I’m a medievalist.
I think I have been since I was six years old, when my sister and I rummaged through our parents’ library to study and read the illustrated books gracing most of the bookshelves. You see, my mother and father were ballet dancers and choreographers. For inspiration, they not only based their works on classical music, but they also based costumes, ballet poses, and story inspirations on the classics—Greek myths, Shakespeare’s works, medieval manuscript illustrations. One award-winning ballet, choreographed by my father, was Orfeo, based on the Greek myth of Orpheus, where my mother danced as Eurydice, Orpheus’ wife. My mother choreographed another award-winning ballet, based on Shakespeare, but with medieval costumes and some poses. My Masters’ thesis is on 12th century French romances and the interconnectivity between their plot and the law, the latter which was burgeoning as universities were being established throughout all of Europe during the mid-to-high middle ages.
So, how could I resist not making my main character, Gabriela Martinez, into an artist, an illustrator to be exact, whose main goal had always been to reproduce the illustrations of medieval manuscripts?
In my first suspense novel, The Coin, my other main character, Richard Harrison, learns Gabriela is a painter/illustrator. Intrigued, not only about her skills, but also about the woman he is now falling for, Richard spends some time with Gabriela in her studio office, watching how she works. In my original draft, I had a scene where she spoke to Richard about several illustrations she had on her desk that had to do with the topic of the follow-up novel, The Book of Hours. But, after a couple of edits, I had to take the scene out because it did not advance the plot/suspense. I did keep, however, the suspense point where Gabriela gets into trouble because of her love of manuscripts, as well as her desire to reproduce them.
And that appears in chapter seventeen of The Coin, where the reader really understands what her goals are for the future:
Albert smiled and guided her through the rose garden. “Glad to hear it, especially after the news I received this morning.”
“There are two properties near Dublin which I’m interested in acquiring—for investment purposes, of course—and I’ll be traveling there at the end of month.”
Gabriela’s forehead crinkled in confusion. Why on earth was he bringing this up? Unless this was his way of telling her he’d no longer be able to promote her works. “Hey, don’t apologize on my account. You have a profitable business to run, and I’ve already usurped enough of your precious time. And with the quantity of work I have now, I’ll be busy for the next year and a half.”
Albert shook his head. “As I was saying, I’ll be leaving for Dublin at month’s end, and I was planning for you to accompany me.”
Gabriela stopped. With hands on hips, she turned to stare at Albert. “What do you mean, you want me to accompany you?”
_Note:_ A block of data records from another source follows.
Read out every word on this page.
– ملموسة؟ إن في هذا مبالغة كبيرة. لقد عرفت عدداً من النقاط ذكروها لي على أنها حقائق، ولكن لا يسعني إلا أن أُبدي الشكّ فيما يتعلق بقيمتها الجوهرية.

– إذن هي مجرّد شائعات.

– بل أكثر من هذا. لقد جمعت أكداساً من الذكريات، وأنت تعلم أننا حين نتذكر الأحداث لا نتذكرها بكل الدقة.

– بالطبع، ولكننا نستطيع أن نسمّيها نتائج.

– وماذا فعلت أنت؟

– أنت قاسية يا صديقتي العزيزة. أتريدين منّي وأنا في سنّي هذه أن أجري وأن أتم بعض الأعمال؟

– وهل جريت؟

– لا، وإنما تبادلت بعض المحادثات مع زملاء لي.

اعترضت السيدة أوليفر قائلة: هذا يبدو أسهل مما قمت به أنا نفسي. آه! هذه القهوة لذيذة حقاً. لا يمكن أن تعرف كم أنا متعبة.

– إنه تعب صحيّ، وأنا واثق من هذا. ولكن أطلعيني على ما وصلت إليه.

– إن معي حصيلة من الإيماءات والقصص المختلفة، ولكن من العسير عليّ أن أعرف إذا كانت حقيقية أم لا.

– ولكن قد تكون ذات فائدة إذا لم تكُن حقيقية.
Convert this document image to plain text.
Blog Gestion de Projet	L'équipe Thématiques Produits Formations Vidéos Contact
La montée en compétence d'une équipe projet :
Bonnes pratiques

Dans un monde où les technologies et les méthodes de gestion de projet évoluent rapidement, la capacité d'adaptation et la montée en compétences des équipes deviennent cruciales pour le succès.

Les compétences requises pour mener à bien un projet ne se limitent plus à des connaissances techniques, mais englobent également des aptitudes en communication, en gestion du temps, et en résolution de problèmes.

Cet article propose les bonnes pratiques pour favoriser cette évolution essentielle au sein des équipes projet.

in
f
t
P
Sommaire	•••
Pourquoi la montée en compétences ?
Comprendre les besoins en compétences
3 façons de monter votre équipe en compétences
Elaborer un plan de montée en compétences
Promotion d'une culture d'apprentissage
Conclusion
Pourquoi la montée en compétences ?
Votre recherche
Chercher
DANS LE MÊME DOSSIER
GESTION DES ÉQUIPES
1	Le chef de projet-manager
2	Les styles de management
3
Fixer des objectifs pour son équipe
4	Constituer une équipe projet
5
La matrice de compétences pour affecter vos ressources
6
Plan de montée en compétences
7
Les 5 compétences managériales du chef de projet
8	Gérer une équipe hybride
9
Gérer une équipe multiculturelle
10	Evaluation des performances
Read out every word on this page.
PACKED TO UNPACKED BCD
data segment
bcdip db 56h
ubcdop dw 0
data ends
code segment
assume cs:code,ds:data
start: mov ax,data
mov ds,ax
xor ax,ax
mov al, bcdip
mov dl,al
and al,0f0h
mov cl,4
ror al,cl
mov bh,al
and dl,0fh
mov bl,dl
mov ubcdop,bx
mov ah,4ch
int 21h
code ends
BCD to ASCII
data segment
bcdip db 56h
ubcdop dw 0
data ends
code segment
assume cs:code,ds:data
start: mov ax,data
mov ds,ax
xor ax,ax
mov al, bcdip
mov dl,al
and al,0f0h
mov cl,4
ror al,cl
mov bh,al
Albert ignored her suspicious query. “Through a titled friend of Saint-Jore, I have been able to get an introduction to the curator of the library at Trinity College. We have been corresponding back and forth now for about three months. A week ago, I sent him a fax and advised him of my plans to visit the area. I also requested a small favor. He gave his answer today, and it was affirmative.”
Gabriela was mystified, her mind trying to put the pieces together. Trinity College Library? What on earth did that have to do with her? “You’re not going to give me any more hints?” she asked.
“What does that library have that interests you?”
Her eyes widened in shocked incredulity. “The Book of Kells?” she breathed softly, afraid the rising hope and excitement in her would evaporate in the air.
Albert smiled in triumph. “I knew you’d come up with the answer.”
“But, Albert, the Book of Kells? Are you sure they’ll let me see it?”
“Not only see it, but study it. Of course, you’ll have to be accompanied at all times, wear protective gloves and I don’t know what else, but that shouldn’t pose any problems for you.”
Gabriela closed her eyes, wondering what she had done to deserve such a magnificent friend. The Book of Kells was the most beautiful manuscript ever created and to study it personally was a chance in a lifetime, especially since she wanted to create one of her own, using all the ancient techniques. It was a personal dream come true.
“It will require that you leave for several days, of course. That’s why I was worried you’d allow Roberto to get in the way.”
“He wouldn’t dare, not after what I’m sacrificing for his damn contract.” Albert eyed her with curiosity. Her tone had been almost vicious. “What sacrifices?”